Líderes de sete religiões se encontraram  no JT para debater idéias e mostraras semelhanças entre suas crenças. Na sede do grupo Estado, em 13 de dezembro de 2010.

Pai Cássio Lopes Ribeiro – presidente da Federação de Umbanda e Cultos afro-Brasileiros de Diadema
Julia Nezu – vice-presidente da União das Sociedades Espíritas do Estado de São Paulo
Monja Coen – abadessa da Comunidade Zen Budista
Padre Cido Pereira – do Vicariato de Comunicação da Arquidiocese de São Paulo
Reverendo Elias de Andrade Pinto – da Igreja Presbiteriana Independente
Xeque Jihad Hassan Hamadeh – presidente do conselho de ética da União Nacional Islâmica
Rabino Alexandre Leone – da Comunidade Judaica de Alphaville (Bnei Chalutzim)

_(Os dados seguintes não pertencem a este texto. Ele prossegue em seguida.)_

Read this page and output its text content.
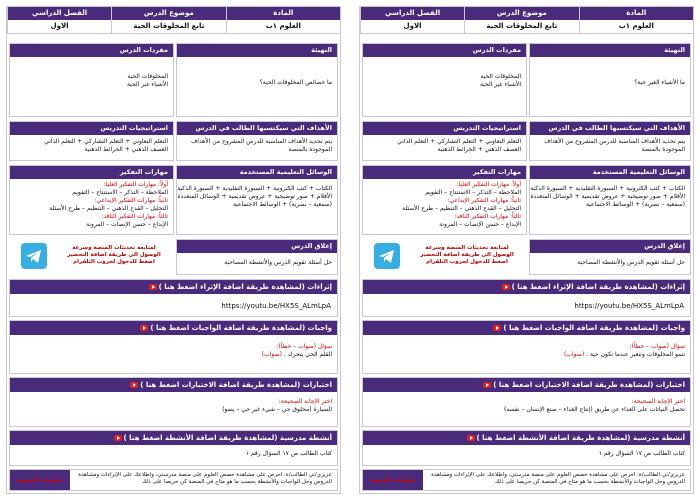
المادة
موضوع الدرس
الفصل الدراسي
العلوم ١ب
تابع المخلوقات الحية
الاول
التهيئة
ما خصائص المخلوقات الحية؟
مفردات الدرس
المخلوقات الحية
الأشياء غير الحية
الأهداف التي سيكتسبها الطالب في الدرس
يتم تحديد الأهداف المناسبة للدرس المشروح من الأهداف الموجودة بالمنصة
استراتيجيات التدريس
التعلم التعاوني + التعلم التشاركي + التعلم الذاتي
العصف الذهني + الخرائط الذهنية
الوسائل التعليمية المستخدمة
الكتاب + كتب الكترونية + السبورة التقليدية + السبورة الذكية
الأقلام + صور توضيحية + عروض تقديمية + الوسائل المتعددة
(سمعية – بصرية) + الوسائط الاجتماعية
مهارات التفكير
أولاً: مهارات التفكير العليا:
الملاحظة – التذكر – الاستنتاج – التقويم
ثانياً: مهارات التفكير الإبداعي:
التحليل – القدح الذهني – التنظيم – طرح الأسئلة
ثالثاً: مهارات التفكير الناقد:
الإبداع – حسن الإنصات – المرونة
إغلاق الدرس
حل أسئلة تقويم الدرس والأنشطة المصاحبة
لمتابعة تحديثات المنصة وسرعة الوصول الى طريقة اضافة التحضير اضغط للدخول لجروب التلقرام
إثراءات (لمشاهدة طريقة اضافة الإثراء اضغط هنا )
https://youtu.be/HX5S_ALmLpA
واجبات (لمشاهدة طريقة اضافة الواجبات اضغط هنا )
سؤال (صواب – خطأ):
القلم الحي يتحرك . (صواب)
اختبارات (لمشاهدة طريقة اضافة الاختبارات اضغط هنا )
اختر الإجابة الصحيحة:
السيارة (مخلوق حي – شيء غير حي – ينمو)
أنشطة مدرسية (لمشاهدة طريقة اضافة الأنشطة اضغط هنا )
كتاب الطالب ص ١٧ السؤال رقم ١
عزيزي/تي الطالب/ة: احرص على مشاهدة حصص العلوم على منصة مدرستي، واطلاعك على الإثراءات ومشاهدة الدروس وحل الواجبات والأنشطة بحسب ما هو متاح في المنصة كن حريصا على ذلك
تعليمات المنصة
المادة
موضوع الدرس
الفصل الدراسي
العلوم ١ب
تابع المخلوقات الحية
الاول
التهيئة
ما الأشياء الغير حية؟
مفردات الدرس
المخلوقات الحية
الأشياء غير الحية
الأهداف التي سيكتسبها الطالب في الدرس
يتم تحديد الأهداف المناسبة للدرس المشروح من الأهداف الموجودة بالمنصة
استراتيجيات التدريس
التعلم التعاوني + التعلم التشاركي + التعلم الذاتي
العصف الذهني + الخرائط الذهنية
الوسائل التعليمية المستخدمة
الكتاب + كتب الكترونية + السبورة التقليدية + السبورة الذكية
الأقلام + صور توضيحية + عروض تقديمية + الوسائل المتعددة
(سمعية – بصرية) + الوسائط الاجتماعية
مهارات التفكير
أولاً: مهارات التفكير العليا:
الملاحظة – التذكر – الاستنتاج – التقويم
ثانياً: مهارات التفكير الإبداعي:
التحليل – القدح الذهني – التنظيم – طرح الأسئلة
ثالثاً: مهارات التفكير الناقد:
الإبداع – حسن الإنصات – المرونة
إغلاق الدرس
حل أسئلة تقويم الدرس والأنشطة المصاحبة
لمتابعة تحديثات المنصة وسرعة الوصول الى طريقة اضافة التحضير اضغط للدخول لجروب التلقرام
إثراءات (لمشاهدة طريقة اضافة الإثراء اضغط هنا )
https://youtu.be/HX5S_ALmLpA
واجبات (لمشاهدة طريقة اضافة الواجبات اضغط هنا )
سؤال (صواب – خطأ):
تنمو المخلوقات وتتغير عندما تكون حية . (صواب)
اختبارات (لمشاهدة طريقة اضافة الاختبارات اضغط هنا )
اختر الإجابة الصحيحة:
تحصل النباتات على الغذاء عن طريق (إنتاج الغذاء – صنع الإنسان – نفسه)
أنشطة مدرسية (لمشاهدة طريقة اضافة الأنشطة اضغط هنا )
كتاب الطالب ص ١٧ السؤال رقم ١
عزيزي/تي الطالب/ة: احرص على مشاهدة حصص العلوم على منصة مدرستي، واطلاعك على الإثراءات ومشاهدة الدروس وحل الواجبات والأنشطة بحسب ما هو متاح في المنصة كن حريصا على ذلك
تعليمات المنصة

A advogada Juliana Ogawa é membro da Comissão de Liberdade Religiosa da Ordem dos Advogados do Brasil (OAB) e acompanhou o encontro entre líderes religiosos no JT. Ela concedeu a seguinte entrevista:

O que pode unir as religiões?

Valores religiosos, apesar de diferentes, são próximos. Ainda que as pessoas façam uma leitura própria, em essência, encontraremos o amor, o respeito, a liberdade, a esperança e uma missão maior de ser agente de uma cultura de paz. O assunto deve ser tratado de maneira séria.

Ainda há muito preconceito contra as diferentes crenças?

Sim. Milhares de pessoas sofrem diariamente discriminação por causa da fé que escolheram. É um grande desafio para a humanidade acabar com isso. Porque professar a própria fé é um direito de todos. É o que a Constituição nos garante. Assim como é um dever respeitar a escolha de aderir a uma fé por sentimento, sofrimento e alegrias.

Pode dar exemplos de casos de discriminação?

Hoje, muitos templos são apedrejados, fiéis são ofendidos… Vários segmentos sofrem essas ofensas. Eu acho que ainda temos muito o que avançar no diálogo entre religiões. Se avançou pouco, na minha opinião.

Qual o papel da mídia na construção do entendimento entre as religiões?

A mídia tem um papel fundamental de comunicar de maneira construtiva. E não acirrar a luta que existe entre as diferentes crenças.

Qual sua opinião sobre o uso do tema religião na campanha política?

Foi um teatro deplorável. Mas esse debate teve um aspecto positivo. As pessoas entenderam que a questão religiosa é relevante. Talvez, traga um novo foco na discussão da inter-religiosidade e a certeza de que não se pode manipular o sentimento religioso das pessoas.

O ateísmo faz parte dos debates religiosos?

Sim. Na Comissão temos um ateu porque a liberdade de crer inclui a liberdade de não crer. E é um grupo que sofre muito preconceito.